A group of nature NGOs are suing the Netherlands’ government over its allowance of trawling within the Dogger Bank area.
Stichting Doggerland, ARK Rewilding Nederland, ClientEarth, and Blue Marine Foundation are all participating in the lawsuit against the Netherlands Ministry of Agriculture, Fisheries, Foods Security, and Nature over allowing trawling within the Dogger Bank area, which they say is illegal. The Dogger Bank nature conservation area was designated a Special Area of Conservation in 2004, and was designated as a German nature conservation area in 2017. Dogger Bank itself is the largest sand bank in the North Sea; the conservation area is 12,331 square kilometers in size.
The NGOs said the Netherlands has allowed trawling in “most” of the area, which is against the law given its conservation area status.
“Where the government has a duty to protect and restore nature in this area, we instead see continued decline,” Doggerland Director Emilie Reuchlin said. “After ten years of wrangling over its use, this must end. We now demand clarity for both nature and the fishing sector.”

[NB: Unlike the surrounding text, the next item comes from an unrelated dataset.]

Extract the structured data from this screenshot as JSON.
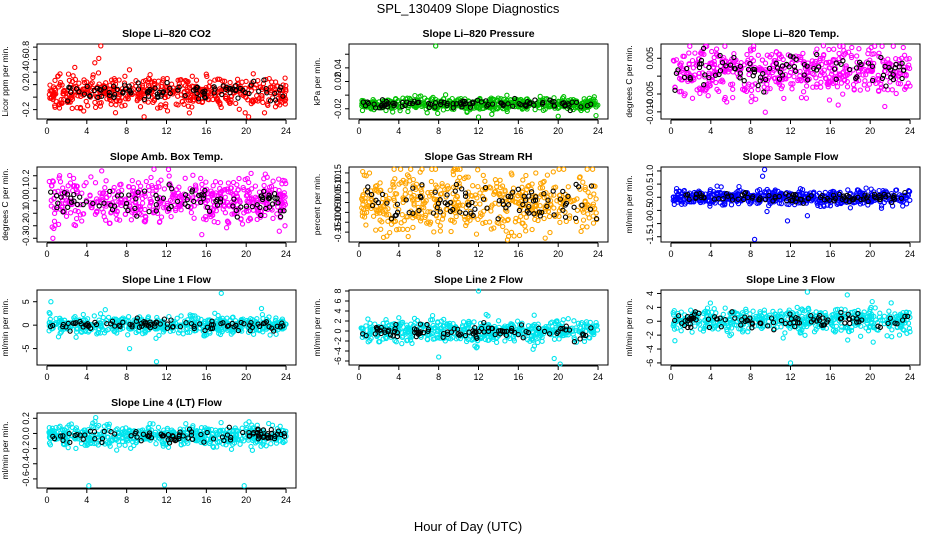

The organizations said the Netherlands needs to close its section of Dogger Bank to trawling, claiming the practice has “left a trail of destruction” in the bank.
“Bottom trawling poses a huge threat to the nursery ground of the North Sea. It destroys all life in and on the seabed, including sharks, rays, long-lived shellfish, sea pens, anemones and corals. The protected status of the area is effectively a charade,” Reuchlin said.
Blue Marine Foundation Chief Legal Affairs Adviser Tom Appleby said the Netherland’s lack of action is contrary to the stance of other countries abutting Dogger Bank.
“The Dogger Bank is the heart of the North Sea and is meant to have the same levels of protection in the U.K., Germany and the Netherlands,” Appleby said. “Yet the U.K. has closed nearly all of its portion to bottom trawling, Germany more than half and the Netherlands just over a quarter.”
The NGOs said less than one percent of Netherland’s portion of the North Sea is protected, meaning the country isn’t meeting its commitment to international targets requiring 30 percent of the sea be managed by protected areas by 2030.
“With only four years to go until 2030, we can no longer afford delays,” Reuchlin said. “The Dogger Bank should have been properly protected years ago.”